Cenab-ı Hak, eşyayı yoktan yaratmıştır. Eşyayı ezelde, onlar hiç ortada yokken biliyordu. Varlıkları takdir edip, sırası geldikçe yaratan odur.

Ne dünyada ne de ahirette iradesi, ilmi, kazası, kaderi ve Levh-i Mahfuz’daki yazısı olmadan hiçbir şey olmaz. Fakat onun yazması hükümle değil, vasıfladır.

Kaza, kader ve meşiyyet keyfiyetsiz ve ezeli sıfatlarıdır. Allah Teâla, yok olanı yokluk halinde yok olarak bilir. Yarattığı zaman onun nasıl olacağını da bilir. Aynı şekilde; varlığı, var halinde var olarak bilir, nasıl ki yok olacağını da bilir. Allah ayakta duranı o halinde bildiği gibi, oturduğunu da oturur halinin nasıl olacağını da bilir. Ve bu (hali ve geleceği aynı anda bilmesiyle de) onun ilmi değişmez. Yeni bir bilgi de teşekkül etmez. Ama değişiklik ve tebeddül mahlûklarında meydana gelir.

Allah, her yarattığını küfür ve imandan arınmış olarak yarattı. Sonra onlara hitabetti (Peygamberler vasıtasıyla vahyetti). Onlara emirler verip yasaklar koydu. Bunun üzerine (inkâr edenler, iman edenler oldu). İnkârcı inkârında ve isyanında kendi fiilini işledi ama Allah’ın ona muvafakiyet vermemesi sonucu oldu. İnanan ise kendi fiili ile inanmasına rağmen tasdik ve ikrarı yine Allah’ın yardımı ve inayetiyle oldu...

Allah, Adem’in soyunu onun sulbünden, tohumlar halinde çıkardı. Sonra O’nu akıllı kıldı, ona hitabetti. İmanı emretti, küfürden sakındırdı. Bu (ruhlar âleminde) hepsi O’nun Rab olduğunu ikrar ettiler böylece (birinci safhada) hepsi mü’min olmuş oldu ve doğuşta hepsi bu fıtrat üzere doğdular. İşte bundan sonra küfreden fıtrâtını bozmuş oldu... İman ve tasdik eden ise fıtratını korumuş, ezeli ikrarını sürdürmüş oldu.

Ve hem O, yaratıklarından hiçbirini imana veya küfre zorlamadı. Hatta (tercihen, bu âlemdeki fiilleri gibi) kimseyi de mü’min veya doğrudan kâfir olarak yaratmadı. İmdi, iman veya küfür kulun kendi fiilidir.

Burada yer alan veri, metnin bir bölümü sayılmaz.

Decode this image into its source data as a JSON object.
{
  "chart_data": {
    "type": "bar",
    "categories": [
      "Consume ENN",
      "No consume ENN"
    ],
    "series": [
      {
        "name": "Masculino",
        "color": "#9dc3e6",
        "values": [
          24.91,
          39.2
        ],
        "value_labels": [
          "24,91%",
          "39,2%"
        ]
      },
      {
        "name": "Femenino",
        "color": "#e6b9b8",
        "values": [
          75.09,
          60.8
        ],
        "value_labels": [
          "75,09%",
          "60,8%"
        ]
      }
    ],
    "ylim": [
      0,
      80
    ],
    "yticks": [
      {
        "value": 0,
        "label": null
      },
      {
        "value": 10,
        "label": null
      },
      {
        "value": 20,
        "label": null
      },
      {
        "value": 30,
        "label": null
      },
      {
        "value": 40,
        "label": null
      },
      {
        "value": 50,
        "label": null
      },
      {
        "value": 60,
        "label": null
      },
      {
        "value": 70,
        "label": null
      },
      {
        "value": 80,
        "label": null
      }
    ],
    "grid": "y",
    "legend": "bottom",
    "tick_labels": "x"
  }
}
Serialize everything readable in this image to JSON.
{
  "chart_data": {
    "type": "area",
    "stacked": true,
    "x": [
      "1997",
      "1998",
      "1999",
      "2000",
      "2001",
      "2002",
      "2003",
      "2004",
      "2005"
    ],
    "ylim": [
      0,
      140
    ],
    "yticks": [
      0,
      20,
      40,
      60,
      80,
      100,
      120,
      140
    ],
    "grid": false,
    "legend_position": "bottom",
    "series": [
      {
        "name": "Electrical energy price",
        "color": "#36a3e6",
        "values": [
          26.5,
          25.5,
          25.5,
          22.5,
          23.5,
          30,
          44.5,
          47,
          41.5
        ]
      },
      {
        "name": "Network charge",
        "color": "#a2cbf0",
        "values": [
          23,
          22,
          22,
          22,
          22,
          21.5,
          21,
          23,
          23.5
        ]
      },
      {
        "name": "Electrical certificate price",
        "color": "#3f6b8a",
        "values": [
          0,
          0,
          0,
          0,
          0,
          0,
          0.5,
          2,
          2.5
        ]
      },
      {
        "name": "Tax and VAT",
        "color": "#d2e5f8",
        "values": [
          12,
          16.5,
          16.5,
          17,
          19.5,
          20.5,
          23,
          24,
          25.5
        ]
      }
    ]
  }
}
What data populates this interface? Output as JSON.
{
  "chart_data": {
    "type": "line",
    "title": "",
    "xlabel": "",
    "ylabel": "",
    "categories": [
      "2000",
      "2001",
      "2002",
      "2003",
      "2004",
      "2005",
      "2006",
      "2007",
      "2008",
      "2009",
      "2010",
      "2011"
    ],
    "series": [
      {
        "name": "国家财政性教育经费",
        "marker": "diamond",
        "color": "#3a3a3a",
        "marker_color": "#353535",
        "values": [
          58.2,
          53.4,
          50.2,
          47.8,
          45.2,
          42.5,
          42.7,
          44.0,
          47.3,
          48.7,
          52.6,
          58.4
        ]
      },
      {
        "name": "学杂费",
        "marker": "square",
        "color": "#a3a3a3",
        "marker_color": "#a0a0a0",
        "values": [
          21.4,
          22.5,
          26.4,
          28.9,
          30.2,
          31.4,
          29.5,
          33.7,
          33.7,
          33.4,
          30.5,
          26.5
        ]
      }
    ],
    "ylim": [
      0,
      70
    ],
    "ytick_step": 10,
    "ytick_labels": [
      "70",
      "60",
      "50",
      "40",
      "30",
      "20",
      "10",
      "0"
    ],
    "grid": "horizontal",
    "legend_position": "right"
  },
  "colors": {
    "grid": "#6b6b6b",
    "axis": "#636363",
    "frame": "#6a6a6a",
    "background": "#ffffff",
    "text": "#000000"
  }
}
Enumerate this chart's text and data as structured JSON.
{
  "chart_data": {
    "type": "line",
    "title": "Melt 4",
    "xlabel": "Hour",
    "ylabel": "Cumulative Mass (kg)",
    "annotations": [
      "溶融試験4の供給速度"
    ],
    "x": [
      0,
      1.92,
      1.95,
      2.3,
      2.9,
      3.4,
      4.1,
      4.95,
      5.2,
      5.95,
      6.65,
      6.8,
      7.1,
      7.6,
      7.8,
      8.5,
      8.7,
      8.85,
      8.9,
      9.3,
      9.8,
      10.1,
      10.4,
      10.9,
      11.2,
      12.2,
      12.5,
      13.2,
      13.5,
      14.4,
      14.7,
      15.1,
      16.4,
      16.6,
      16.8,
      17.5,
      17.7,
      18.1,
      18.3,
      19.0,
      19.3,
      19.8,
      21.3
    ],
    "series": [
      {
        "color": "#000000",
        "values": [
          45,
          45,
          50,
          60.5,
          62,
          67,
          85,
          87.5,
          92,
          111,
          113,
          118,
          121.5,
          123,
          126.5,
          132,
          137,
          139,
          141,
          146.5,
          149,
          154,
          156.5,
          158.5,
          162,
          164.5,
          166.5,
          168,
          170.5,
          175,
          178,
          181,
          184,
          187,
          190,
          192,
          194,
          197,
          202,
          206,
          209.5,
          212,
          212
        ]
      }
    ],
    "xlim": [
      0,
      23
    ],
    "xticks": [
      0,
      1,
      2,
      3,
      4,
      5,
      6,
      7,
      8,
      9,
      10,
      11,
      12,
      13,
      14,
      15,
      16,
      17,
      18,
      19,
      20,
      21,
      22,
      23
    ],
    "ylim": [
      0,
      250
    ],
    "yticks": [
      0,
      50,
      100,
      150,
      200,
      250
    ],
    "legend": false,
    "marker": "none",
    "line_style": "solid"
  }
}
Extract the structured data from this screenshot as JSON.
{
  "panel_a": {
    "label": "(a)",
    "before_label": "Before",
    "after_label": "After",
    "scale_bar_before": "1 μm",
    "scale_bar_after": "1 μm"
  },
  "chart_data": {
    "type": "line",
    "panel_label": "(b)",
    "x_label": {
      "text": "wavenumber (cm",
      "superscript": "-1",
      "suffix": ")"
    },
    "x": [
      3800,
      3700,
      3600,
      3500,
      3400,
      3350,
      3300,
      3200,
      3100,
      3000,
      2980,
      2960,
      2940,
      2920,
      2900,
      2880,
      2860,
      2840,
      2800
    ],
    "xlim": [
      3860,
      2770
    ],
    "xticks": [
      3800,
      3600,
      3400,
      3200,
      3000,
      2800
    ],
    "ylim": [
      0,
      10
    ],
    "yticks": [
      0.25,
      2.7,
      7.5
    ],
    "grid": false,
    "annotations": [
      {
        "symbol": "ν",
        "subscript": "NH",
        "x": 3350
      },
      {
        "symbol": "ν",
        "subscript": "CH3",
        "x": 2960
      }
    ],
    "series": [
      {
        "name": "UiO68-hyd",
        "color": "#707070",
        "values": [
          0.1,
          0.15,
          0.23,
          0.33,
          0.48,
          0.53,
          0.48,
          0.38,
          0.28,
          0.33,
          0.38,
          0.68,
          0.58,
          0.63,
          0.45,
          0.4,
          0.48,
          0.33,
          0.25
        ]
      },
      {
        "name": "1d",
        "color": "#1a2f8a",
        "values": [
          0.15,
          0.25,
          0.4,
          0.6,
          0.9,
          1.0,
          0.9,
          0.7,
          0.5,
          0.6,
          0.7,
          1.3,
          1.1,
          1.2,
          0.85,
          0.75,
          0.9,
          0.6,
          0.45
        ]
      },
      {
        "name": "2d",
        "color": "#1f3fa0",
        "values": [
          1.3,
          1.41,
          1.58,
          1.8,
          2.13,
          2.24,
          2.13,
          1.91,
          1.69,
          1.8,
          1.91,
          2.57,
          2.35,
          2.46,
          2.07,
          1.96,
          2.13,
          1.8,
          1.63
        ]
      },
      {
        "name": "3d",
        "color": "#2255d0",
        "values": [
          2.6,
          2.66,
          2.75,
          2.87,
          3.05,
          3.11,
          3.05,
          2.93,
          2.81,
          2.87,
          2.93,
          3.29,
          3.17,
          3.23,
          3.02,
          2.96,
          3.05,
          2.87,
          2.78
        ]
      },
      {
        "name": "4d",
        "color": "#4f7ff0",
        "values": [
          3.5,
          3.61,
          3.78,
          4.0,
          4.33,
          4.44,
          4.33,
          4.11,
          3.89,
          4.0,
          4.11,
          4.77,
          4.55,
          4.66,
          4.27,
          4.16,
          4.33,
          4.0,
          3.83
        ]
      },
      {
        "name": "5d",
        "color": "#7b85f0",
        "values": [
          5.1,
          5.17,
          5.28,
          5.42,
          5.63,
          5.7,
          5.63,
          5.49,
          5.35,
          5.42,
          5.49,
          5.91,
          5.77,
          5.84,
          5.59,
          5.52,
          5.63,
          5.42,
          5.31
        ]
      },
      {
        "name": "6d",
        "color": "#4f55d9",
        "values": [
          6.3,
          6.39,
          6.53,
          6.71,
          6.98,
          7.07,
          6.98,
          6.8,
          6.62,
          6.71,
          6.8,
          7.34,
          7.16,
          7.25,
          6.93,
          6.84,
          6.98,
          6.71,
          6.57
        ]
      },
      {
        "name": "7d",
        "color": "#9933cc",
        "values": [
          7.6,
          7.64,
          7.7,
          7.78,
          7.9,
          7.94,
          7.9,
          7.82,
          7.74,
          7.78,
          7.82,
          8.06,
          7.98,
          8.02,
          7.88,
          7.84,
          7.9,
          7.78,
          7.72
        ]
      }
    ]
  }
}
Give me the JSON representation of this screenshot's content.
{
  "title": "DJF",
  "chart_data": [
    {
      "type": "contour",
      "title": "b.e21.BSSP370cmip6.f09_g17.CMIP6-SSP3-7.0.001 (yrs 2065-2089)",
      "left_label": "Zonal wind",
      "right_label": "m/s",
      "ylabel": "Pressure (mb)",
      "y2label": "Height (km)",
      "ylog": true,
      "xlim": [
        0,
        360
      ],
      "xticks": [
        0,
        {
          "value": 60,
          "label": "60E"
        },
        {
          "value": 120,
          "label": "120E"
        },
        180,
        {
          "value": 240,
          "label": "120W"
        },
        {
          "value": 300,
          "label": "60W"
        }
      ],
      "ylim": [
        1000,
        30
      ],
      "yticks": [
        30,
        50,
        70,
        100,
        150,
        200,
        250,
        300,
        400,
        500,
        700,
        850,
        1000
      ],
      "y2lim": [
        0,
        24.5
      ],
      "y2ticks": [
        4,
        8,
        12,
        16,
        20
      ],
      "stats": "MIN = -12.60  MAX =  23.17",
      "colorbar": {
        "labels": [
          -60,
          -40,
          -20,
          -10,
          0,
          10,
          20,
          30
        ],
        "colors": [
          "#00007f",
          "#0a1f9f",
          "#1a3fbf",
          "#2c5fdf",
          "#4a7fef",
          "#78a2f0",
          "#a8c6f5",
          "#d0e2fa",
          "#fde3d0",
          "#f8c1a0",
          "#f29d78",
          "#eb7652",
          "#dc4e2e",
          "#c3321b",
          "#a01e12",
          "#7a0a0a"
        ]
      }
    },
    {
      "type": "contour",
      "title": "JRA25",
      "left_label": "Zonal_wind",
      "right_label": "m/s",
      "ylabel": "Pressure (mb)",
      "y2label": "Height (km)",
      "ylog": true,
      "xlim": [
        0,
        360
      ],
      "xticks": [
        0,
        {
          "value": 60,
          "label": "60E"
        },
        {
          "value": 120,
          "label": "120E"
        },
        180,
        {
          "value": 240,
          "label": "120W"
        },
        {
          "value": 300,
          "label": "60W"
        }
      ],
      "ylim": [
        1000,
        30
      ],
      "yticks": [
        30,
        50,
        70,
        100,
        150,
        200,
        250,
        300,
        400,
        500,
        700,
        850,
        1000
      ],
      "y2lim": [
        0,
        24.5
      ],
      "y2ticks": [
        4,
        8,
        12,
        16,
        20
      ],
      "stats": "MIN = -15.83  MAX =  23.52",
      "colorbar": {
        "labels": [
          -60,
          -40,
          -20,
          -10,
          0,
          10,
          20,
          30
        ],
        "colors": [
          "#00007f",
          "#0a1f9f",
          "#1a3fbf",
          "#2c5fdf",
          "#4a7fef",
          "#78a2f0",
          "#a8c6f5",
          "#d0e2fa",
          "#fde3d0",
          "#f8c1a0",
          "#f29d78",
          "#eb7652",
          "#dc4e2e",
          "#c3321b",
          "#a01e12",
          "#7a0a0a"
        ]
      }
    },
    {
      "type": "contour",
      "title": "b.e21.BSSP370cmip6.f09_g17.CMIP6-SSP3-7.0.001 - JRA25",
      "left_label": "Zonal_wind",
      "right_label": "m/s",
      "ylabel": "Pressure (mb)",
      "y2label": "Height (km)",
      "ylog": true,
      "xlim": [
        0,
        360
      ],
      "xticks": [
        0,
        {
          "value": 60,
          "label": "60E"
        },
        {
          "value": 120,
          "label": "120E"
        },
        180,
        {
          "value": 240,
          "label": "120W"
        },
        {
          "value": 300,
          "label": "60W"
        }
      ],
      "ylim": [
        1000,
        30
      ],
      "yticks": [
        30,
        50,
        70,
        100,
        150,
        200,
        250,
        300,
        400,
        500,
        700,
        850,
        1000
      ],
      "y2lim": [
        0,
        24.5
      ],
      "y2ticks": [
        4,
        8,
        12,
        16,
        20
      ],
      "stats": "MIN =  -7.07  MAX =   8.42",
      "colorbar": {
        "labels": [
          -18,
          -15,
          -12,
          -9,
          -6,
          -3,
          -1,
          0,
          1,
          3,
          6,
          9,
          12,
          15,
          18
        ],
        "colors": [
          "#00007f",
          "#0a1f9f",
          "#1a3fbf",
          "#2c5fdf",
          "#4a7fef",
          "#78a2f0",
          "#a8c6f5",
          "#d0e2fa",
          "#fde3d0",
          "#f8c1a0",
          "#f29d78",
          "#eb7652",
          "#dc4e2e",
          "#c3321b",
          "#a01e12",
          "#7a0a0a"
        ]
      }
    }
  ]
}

Ama Allah kim küfrederse o halinde onu bilir. Bundan dönüp iman edince de onu mü’min olarak bilir. Onun bu iman halinde bilip sever. İlminde de, sıfatında da bir değişme olmaz...

Kulun, hareket veya sükûn halinde olsa, tüm fiil ve tavırları kendisinin kazanması sonucu, gerçek işidir. Yaratıcısı ise Allah’tır. Ve bütün bunlar Allah’ın dilemesi, ilmi, kazası ve kaderi ile olur.

İtaâtin hepsi Allah’ın emri ile vacip olanlardır ve O’nun muhabbetiyle, rızasıyla olur. İlmi, meşiyyeti kazası ve takdiriyle olur. İsyan ise tamamı, O’nun ilmi, kazası, takdiri ve meşiyyetiyle (iradesi) olur. Ama O’nun muhabbeti, rızası ve emri ile olmaz.